DG: That’s the rate per 100,000, so you could actually multiply that by, what, 4.5? Really, it was over 4,500 reinfections just in September.

VR: Can we compare that to vaccinated people?

DG: Yes, they do that. They compare it. We see a range depending on when you look of somewhere between 2 to 9.5 times as likely to get infected compared to the vaccinated people.

VR: Good. That’s good. I wish more states did that.

DG: Actually, it would be nice. It would be nice. All right, passive vaccination. We talked a little bit about monoclonals in our opening story. On September 29th, so just yesterday when we’re recording, it’ll be a few days for folks listening, the article REGEN-COV Antibody Combination and Outcomes in Outpatients with COVID-19. This article came out as a peer-reviewed publication in the New England Journal of Medicine. This paper describes the Phase III portion of an adaptive trial were outpatients with COVID-19 and risk factors for severe disease were randomly assigned to receive various doses of intravenous REGEN-COV or placebo.

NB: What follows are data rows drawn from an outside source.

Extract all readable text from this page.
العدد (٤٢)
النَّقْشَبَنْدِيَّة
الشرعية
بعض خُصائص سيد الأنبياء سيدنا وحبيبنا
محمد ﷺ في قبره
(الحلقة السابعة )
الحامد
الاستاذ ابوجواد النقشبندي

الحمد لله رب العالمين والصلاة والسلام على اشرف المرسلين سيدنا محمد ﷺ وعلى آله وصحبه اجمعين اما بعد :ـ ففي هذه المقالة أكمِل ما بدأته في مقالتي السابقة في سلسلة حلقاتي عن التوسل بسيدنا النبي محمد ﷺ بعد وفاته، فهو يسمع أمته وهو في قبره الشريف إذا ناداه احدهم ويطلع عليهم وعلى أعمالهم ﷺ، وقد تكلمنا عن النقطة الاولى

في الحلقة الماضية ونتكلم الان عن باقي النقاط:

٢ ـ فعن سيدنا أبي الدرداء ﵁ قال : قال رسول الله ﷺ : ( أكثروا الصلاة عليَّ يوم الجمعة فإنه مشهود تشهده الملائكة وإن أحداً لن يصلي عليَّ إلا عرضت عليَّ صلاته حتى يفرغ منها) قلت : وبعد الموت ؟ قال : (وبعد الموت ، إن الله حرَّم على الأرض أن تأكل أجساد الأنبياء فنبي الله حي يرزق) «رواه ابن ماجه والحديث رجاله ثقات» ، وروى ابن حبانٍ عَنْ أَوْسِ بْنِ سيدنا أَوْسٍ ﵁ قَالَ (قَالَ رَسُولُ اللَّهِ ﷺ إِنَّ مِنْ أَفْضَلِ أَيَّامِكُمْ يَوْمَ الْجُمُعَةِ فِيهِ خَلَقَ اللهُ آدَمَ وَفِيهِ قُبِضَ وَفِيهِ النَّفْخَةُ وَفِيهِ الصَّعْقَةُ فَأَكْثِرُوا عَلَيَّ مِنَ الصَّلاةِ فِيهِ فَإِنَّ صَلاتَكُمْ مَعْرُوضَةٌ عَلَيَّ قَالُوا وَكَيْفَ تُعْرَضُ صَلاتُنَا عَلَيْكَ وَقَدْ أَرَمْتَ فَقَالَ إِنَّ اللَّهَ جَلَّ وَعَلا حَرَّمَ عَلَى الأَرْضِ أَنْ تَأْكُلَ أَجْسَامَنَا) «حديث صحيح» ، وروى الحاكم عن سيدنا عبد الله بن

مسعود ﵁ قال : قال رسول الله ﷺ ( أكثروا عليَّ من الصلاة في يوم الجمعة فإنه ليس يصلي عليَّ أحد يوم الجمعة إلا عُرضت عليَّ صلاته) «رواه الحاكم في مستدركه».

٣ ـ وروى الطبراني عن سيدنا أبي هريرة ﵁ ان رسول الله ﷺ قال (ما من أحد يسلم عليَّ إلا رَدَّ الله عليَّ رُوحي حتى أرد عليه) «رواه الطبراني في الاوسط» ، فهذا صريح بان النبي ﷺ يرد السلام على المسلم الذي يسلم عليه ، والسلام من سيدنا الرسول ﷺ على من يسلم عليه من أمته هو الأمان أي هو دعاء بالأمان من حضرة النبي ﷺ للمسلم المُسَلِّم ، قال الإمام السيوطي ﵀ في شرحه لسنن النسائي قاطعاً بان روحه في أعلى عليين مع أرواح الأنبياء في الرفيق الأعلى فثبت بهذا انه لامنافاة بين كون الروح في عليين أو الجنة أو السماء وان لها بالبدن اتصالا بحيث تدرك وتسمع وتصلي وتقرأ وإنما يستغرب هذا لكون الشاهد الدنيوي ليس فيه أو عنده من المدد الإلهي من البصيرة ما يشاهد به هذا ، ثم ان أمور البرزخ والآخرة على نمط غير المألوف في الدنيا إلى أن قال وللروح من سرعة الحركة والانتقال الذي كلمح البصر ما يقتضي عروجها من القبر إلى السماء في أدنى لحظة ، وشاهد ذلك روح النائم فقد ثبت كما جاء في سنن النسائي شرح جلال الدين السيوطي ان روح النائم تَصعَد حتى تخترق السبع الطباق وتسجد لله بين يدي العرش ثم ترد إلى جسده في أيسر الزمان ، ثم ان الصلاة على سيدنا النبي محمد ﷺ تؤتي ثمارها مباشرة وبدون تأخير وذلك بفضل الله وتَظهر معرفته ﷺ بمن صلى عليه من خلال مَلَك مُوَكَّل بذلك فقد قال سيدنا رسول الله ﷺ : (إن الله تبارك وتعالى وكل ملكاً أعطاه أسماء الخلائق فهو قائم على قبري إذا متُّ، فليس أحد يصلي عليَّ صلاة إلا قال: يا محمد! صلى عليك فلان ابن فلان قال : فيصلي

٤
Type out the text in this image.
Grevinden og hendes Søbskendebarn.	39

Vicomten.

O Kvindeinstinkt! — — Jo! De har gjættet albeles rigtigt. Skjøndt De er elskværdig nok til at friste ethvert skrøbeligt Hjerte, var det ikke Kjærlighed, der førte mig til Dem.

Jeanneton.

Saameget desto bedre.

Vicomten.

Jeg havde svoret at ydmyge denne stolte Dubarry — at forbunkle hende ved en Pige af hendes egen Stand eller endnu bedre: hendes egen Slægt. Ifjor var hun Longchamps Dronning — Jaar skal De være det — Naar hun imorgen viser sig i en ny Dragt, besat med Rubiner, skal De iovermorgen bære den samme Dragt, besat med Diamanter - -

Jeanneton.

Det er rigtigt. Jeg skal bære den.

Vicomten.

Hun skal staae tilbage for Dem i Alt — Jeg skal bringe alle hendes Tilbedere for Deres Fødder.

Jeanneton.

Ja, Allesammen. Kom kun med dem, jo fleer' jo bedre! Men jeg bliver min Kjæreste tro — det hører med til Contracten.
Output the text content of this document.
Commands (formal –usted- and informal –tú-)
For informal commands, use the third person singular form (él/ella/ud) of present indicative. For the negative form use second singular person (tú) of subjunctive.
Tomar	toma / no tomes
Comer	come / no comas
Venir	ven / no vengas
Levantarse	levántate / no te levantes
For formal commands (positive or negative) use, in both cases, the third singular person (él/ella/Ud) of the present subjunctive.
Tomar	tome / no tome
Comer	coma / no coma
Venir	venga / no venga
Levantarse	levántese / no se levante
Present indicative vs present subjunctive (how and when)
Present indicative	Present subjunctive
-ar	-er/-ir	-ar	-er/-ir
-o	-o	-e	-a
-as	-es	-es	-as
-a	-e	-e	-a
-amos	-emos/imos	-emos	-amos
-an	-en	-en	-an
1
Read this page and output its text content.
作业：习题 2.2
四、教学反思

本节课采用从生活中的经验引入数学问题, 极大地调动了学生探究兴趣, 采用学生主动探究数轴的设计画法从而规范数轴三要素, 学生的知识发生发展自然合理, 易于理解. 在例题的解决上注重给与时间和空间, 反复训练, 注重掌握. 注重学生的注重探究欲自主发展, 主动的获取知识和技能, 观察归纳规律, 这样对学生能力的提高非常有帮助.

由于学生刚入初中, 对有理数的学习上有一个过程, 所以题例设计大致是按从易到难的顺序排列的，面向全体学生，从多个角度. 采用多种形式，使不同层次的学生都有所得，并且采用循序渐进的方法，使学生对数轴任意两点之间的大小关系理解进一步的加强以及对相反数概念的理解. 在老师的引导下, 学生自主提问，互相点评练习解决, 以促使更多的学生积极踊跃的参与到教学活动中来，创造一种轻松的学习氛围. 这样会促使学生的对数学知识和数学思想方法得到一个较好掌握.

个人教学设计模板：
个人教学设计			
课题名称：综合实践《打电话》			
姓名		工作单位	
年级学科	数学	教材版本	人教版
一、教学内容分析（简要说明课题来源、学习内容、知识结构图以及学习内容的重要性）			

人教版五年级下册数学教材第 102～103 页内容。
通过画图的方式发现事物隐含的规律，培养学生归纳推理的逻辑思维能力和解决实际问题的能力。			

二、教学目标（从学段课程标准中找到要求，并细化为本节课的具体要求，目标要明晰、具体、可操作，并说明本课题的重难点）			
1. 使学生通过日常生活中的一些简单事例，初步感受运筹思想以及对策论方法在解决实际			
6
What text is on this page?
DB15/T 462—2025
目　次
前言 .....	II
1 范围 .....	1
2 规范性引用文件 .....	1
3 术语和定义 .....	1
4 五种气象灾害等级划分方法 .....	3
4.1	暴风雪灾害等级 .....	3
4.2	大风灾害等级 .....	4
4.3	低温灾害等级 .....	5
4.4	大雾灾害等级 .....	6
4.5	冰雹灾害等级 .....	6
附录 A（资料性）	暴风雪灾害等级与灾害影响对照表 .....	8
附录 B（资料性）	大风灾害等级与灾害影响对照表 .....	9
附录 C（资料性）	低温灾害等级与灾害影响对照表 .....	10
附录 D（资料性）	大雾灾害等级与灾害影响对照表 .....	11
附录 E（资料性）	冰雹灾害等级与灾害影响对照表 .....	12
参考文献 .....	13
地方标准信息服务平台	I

We’ve talked about a little of this data in the early preprint and in the press releases but in the original Phase III portion of the trial, 3,088 patients with or without risk factors for severe COVID-19 were randomly assigned to receive a single intravenous dose of REGEN-COV. It’s either 8,000 milligrams or 2,400 milligrams. The difference in those, think about in parts per volume because we’re also thinking the potential that we can deliver these subcutaneous or IM [intramuscular injection] in some.

In the amended Phase III portion of the trial, there was an additional 2,519 patients. They’re growing the numbers here. The median follow-up was 45 days, so extending the follow-up from that initial 29 days, 96.6% of the patients got past that 28 days and had this longer follow-up. Now, this is I think critical, because timing, and I keep getting it. These patients had a confirmed SARS-CoV-2 positive diagnostic test no more than 72 hours prior to randomization and onset of any COVID-19 symptom no more than seven days before randomization.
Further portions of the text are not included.